It’s common for mutual fund companies to be paid to administer 401(k) plans for employers while also being paid to select and manage investment funds in the plans. It’s also a clear conflict of interest—one that typically gets resolved in the fund company’s favor, new research shows.
When making plan changes, fund companies add more of their own funds and delete more from outside firms, according to the Center for Retirement Research at Boston College. This bias brings more poorly performing funds onto the menu, researchers found. What’s more, these poorly performing funds tend to remain sub-par. That proves to be a long-term drag on participant returns, since few investors take action to avoid or work around the poor choices they are offered.
Fidelity, Vanguard and most other big fund companies serve in a dual 401(k) capacity by setting the investment menu while also managing funds inside the plan. In all, fund companies manage 56% of the $4.7 trillion in defined contribution plan assets. This is a vast storehouse of Americans’ retirement security—one that, given our savings crisis and public pension ills, must be protected.

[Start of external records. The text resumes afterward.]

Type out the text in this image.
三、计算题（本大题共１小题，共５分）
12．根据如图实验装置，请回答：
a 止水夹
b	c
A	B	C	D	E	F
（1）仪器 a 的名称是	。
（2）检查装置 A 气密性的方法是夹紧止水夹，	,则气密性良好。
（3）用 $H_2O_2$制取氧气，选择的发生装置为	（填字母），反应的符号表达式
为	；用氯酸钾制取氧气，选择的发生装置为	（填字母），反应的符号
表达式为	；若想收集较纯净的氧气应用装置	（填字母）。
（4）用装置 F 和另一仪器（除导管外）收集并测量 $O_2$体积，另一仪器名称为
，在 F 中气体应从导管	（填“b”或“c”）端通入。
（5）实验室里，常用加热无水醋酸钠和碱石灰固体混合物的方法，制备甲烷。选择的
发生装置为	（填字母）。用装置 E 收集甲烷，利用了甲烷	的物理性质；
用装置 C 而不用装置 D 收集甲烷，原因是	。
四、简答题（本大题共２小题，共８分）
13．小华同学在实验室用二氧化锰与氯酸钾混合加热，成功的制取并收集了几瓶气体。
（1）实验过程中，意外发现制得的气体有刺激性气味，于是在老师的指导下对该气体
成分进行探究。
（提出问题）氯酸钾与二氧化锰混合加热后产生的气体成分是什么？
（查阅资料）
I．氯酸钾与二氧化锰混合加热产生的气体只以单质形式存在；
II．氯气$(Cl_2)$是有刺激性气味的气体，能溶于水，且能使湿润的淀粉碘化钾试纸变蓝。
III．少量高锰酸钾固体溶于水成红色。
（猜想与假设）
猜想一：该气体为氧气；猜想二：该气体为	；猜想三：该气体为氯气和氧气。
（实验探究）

A similar conflict of interest between investment advisers and clients is getting a thorough airing this week in Washington. The Department of Labor will hold hearings all week, trying to sort out whether financial advisers working with retirement accounts should be held to the standard of fiduciary, meaning the adviser must put the client’s interests first. The Labor Department believes such a law would keep brokers from putting clients into high-fee retirement savings products. The industry argues it would increase their liability risk and regulatory costs, and discourage brokers from serving small accounts.

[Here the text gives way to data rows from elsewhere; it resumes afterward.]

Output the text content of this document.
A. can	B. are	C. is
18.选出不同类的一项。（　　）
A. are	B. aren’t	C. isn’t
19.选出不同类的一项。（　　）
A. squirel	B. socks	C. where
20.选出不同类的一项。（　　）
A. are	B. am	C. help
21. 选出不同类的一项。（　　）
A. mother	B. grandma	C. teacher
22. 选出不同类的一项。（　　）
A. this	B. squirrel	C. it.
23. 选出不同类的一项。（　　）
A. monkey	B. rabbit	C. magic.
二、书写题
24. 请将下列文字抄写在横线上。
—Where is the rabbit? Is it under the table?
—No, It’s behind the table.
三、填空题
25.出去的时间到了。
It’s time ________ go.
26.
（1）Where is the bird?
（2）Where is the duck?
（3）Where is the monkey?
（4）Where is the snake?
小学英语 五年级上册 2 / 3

The conflict over the dual role of fund companies is not about the fiduciary status of advisers. But the problem persists because employers, who do have a fiduciary role, often fail to take action. That leaves many investors stuck with lousy 401(k) funds, which take a bite out of their retirement accounts. For example, plan administrators remove just 13.7% of their own underperforming funds from the menu every year, the research shows. But they remove 25.5% of underperformers from other fund groups—meaning more of their own poor performers remain. Meanwhile, they are far more likely to add their own sub-par funds compared with choices from another fund company.
The upshot is that 401(k) plan investors must look critically at any changes in their investment options. You can’t blindly accept a substitution on the menu. Look carefully at fees and past performance along with how a fund fits into your portfolio. One good place to start is BrightScope, which can show you the fees and choices of 401(k) plans from comparable companies.
If you find that your plan costs are high—1.5% of assets or more—and your options stink, consider a workaround. You almost always want to contribute enough to get any employer match. But once you have done that, you may find that your spouse has a better plan and you can divert more family savings there. You may find that your company offers a self-directed brokerage option in your 401(k), allowing a more hands-on approach and greater ability to watch fees. You may also be better off contributing additional money to an IRA.
Don’t look for the inherent conflict of a fund company that both manages funds and chooses the funds on your menu to disappear anytime soon. Given the fiduciary discussion in D.C. this week, this issue is nowhere near resolution. As ever, your retirement security is mostly up to you.